SMW successfully resists two applications for a Sexual Risk Order
Sonn Macmillan Walker represented on successive days two unconnected clients who successfully resisted police applications to make them subject to Sexual Risk Orders (“SROs”).
- The law
SROs were introduced following amendments in 2015 to the Sexual Offences Act 2003 and the insertion of sections 122A to 122K. These civil orders last for at least 2 years and may be imposed on a person, who has not been convicted of a criminal offence, if a court is satisfied that the person has:
“done an act of a sexual nature as a result of which it is necessary to make such an order for the purpose of protecting the public or any particular members of the public from harm from the defendant, or protecting children or vulnerable adults generally, or any particular children or vulnerable adults, from harm from the defendant outside the United Kingdom”: SOA 2003, s.122A(6) [emphasis added]
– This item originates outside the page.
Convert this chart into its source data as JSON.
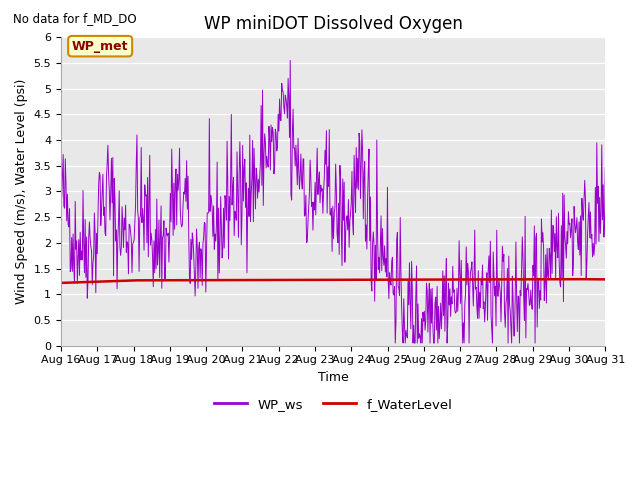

The “harm” that the SRO is intended to prevent is sexual harm, namely “physical or psychological harm caused by the defendant doing an act of a sexual nature”: SOA 2003, s.122A(1). In determining whether the threshold qualifying condition is met – i.e. that the defendant has “done an act of a sexual nature” – the criminal standard of proof applies: Commissioner of Police of the Metropolis v Ebanks  EWHC 2368. The court must then decide that whether, as a result of the defendant’s sexual act(s), it is necessary to make the order in order to protect against a real risk of future harm: R v Lewis  EWCA Crim 1020. If satisfied, the court will prohibit certain activities by the defendant, such as his use of the Internet or speaking with children other than in the ordinary course of daily life. The defendant will have to register with the police and breach of an SRO is a criminal offence,which can attract a sentence of imprisonment.
- Client A
A is aged 20 and has documented learning difficulties. Despite these, he was at an advanced stage of applying to join the Royal Navy when the police applied to the court for the imposition of an SRO. This application was opposed as the police had provided insufficient evidence to establish to the criminal standard that A has done acts of a sexual nature necessitating the imposition of order. In addition, we argued that the imposition of the SRO was would significantly curtail A’s liberty and career prospects and was disproportionate in all the circumstances. In rejecting the police’s application, the District Judge determined that that the court could not be satisfied that A had done acts of a sexual nature in two out of the three instances cited by the police and that a single “foolish” act in 2019 did not necessitate the imposition of the order.
- Client B
B was made subject to an SRO at the magistrates’ court. The application by the police was based on disclosures made by three of his children to social services. Our client’s wife (from whom our client is separated) did not consent to the children making statements in support of a prosecution and therefore the application by the Metropolitan Police for the SRO was based on the hearsay evidence provided by social workers. Following a two day appeal in the Crown Court, in which the social workers were cross examined as to how they had interviewed the three children and in relation to inconsistencies in their notes, the court ruled that it could not be satisfied to the criminal standard that our client had committed any of the five acts of a sexual nature, that were alleged against him. The appeal accordingly succeeded.
Client B was represented by David Sonn of Sonn Macmillan Walker, including at the appeal.